Regulating your emotions
Aside from everything a little snooze can do for your memory and creativity, it can also improve the way you emotionally react to the world. Who doesn’t feel cranky when tired? That crankiness may cause you to view the world in a more negative light, and most likely get negativity back in return.
A daytime nap, especially one with REM sleep, has been shown to reduce negative reactivity and promote a happier outlook, compared to remaining awake and feeling increased reactivity, particularly to threat-related stimuli. This reduced emotional reactivity even extends to physiological responses, with habituation to negative images occurring over approximately 90 minutes of napping.

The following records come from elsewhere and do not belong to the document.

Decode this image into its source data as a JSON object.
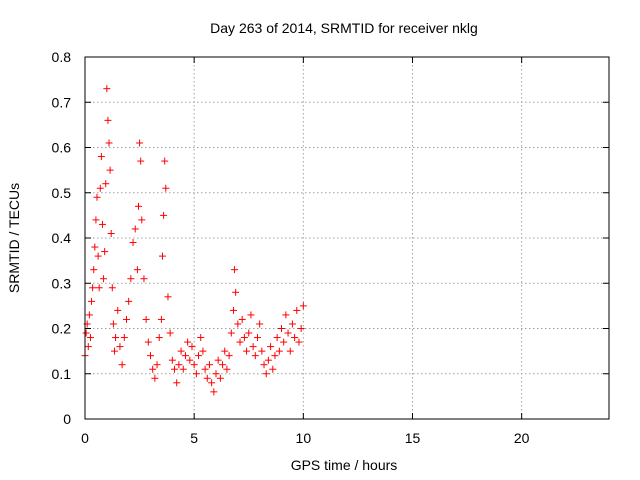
{
  "chart_data": {
    "type": "scatter",
    "title": "Day 263 of 2014, SRMTID for receiver nklg",
    "xlabel": "GPS time / hours",
    "ylabel": "SRMTID / TECUs",
    "xlim": [
      0,
      24
    ],
    "ylim": [
      0,
      0.8
    ],
    "xticks": [
      0,
      5,
      10,
      15,
      20
    ],
    "xtick_labels": [
      "0",
      "5",
      "10",
      "15",
      "20"
    ],
    "yticks": [
      0,
      0.1,
      0.2,
      0.3,
      0.4,
      0.5,
      0.6,
      0.7,
      0.8
    ],
    "ytick_labels": [
      "0",
      "0.1",
      "0.2",
      "0.3",
      "0.4",
      "0.5",
      "0.6",
      "0.7",
      "0.8"
    ],
    "grid": true,
    "marker": "+",
    "color": "#ff0000",
    "series": [
      {
        "name": "SRMTID",
        "x": [
          0.0,
          0.05,
          0.1,
          0.15,
          0.2,
          0.25,
          0.3,
          0.35,
          0.4,
          0.45,
          0.5,
          0.55,
          0.6,
          0.65,
          0.7,
          0.75,
          0.8,
          0.85,
          0.9,
          0.95,
          1.0,
          1.05,
          1.1,
          1.15,
          1.2,
          1.25,
          1.3,
          1.35,
          1.4,
          1.5,
          1.6,
          1.7,
          1.8,
          1.9,
          2.0,
          2.1,
          2.2,
          2.3,
          2.4,
          2.45,
          2.5,
          2.55,
          2.6,
          2.7,
          2.8,
          2.9,
          3.0,
          3.1,
          3.2,
          3.3,
          3.4,
          3.5,
          3.55,
          3.6,
          3.65,
          3.7,
          3.8,
          3.9,
          4.0,
          4.1,
          4.2,
          4.3,
          4.4,
          4.5,
          4.6,
          4.7,
          4.8,
          4.9,
          5.0,
          5.1,
          5.2,
          5.3,
          5.4,
          5.5,
          5.6,
          5.7,
          5.8,
          5.9,
          6.0,
          6.1,
          6.2,
          6.3,
          6.4,
          6.5,
          6.6,
          6.7,
          6.8,
          6.85,
          6.9,
          7.0,
          7.1,
          7.2,
          7.3,
          7.4,
          7.5,
          7.6,
          7.7,
          7.8,
          7.9,
          8.0,
          8.1,
          8.2,
          8.3,
          8.4,
          8.5,
          8.6,
          8.7,
          8.8,
          8.9,
          9.0,
          9.1,
          9.2,
          9.3,
          9.4,
          9.5,
          9.6,
          9.7,
          9.8,
          9.9,
          10.0
        ],
        "values": [
          0.14,
          0.19,
          0.21,
          0.16,
          0.23,
          0.18,
          0.26,
          0.29,
          0.33,
          0.38,
          0.44,
          0.49,
          0.36,
          0.29,
          0.51,
          0.58,
          0.43,
          0.31,
          0.37,
          0.52,
          0.73,
          0.66,
          0.61,
          0.55,
          0.41,
          0.29,
          0.21,
          0.15,
          0.18,
          0.24,
          0.16,
          0.12,
          0.18,
          0.22,
          0.26,
          0.31,
          0.39,
          0.42,
          0.33,
          0.47,
          0.61,
          0.57,
          0.44,
          0.31,
          0.22,
          0.17,
          0.14,
          0.11,
          0.09,
          0.12,
          0.18,
          0.22,
          0.36,
          0.45,
          0.57,
          0.51,
          0.27,
          0.19,
          0.13,
          0.11,
          0.08,
          0.12,
          0.15,
          0.11,
          0.14,
          0.17,
          0.13,
          0.16,
          0.12,
          0.1,
          0.14,
          0.18,
          0.15,
          0.11,
          0.09,
          0.12,
          0.08,
          0.06,
          0.1,
          0.13,
          0.09,
          0.12,
          0.15,
          0.11,
          0.14,
          0.19,
          0.24,
          0.33,
          0.28,
          0.21,
          0.17,
          0.22,
          0.18,
          0.15,
          0.19,
          0.23,
          0.16,
          0.14,
          0.18,
          0.21,
          0.15,
          0.12,
          0.1,
          0.13,
          0.16,
          0.11,
          0.14,
          0.18,
          0.15,
          0.2,
          0.17,
          0.23,
          0.19,
          0.15,
          0.21,
          0.18,
          0.24,
          0.17,
          0.2,
          0.25
        ]
      }
    ]
  }
}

What about feeling groggy?
There are a couple caveats to longer daytime napping. Waking up from deep SWS or REM sleep can result in a feeling of grogginess and disorientation, called sleep inertia. However, this should pass in no more than 30 minutes.
Also, while napping in the afternoon may have more of that memory promoting SWS, napping late in the afternoon or early evening can disrupt your normal overnight sleep. So don’t push it too late.
Finally, napping works best for you if you can make it a habit, incorporating it into your routine. However, even if this is not possible, the benefits of an occasional nap are well worth it.
Take that nap if you're tired
Does sleeping after studying help memory? Absolutely—it helps you consolidate what you learn so that you can remember it later. In fact, spacing out your studying between naps is an effective way to study. If you build that strategy into your study habits, you'll be doing yourself a favor.
So, don't feel guilty about taking that nap. You'll actually be better prepared to write your test if you're well-rested than if you spend that extra 20 to 90 minutes cramming.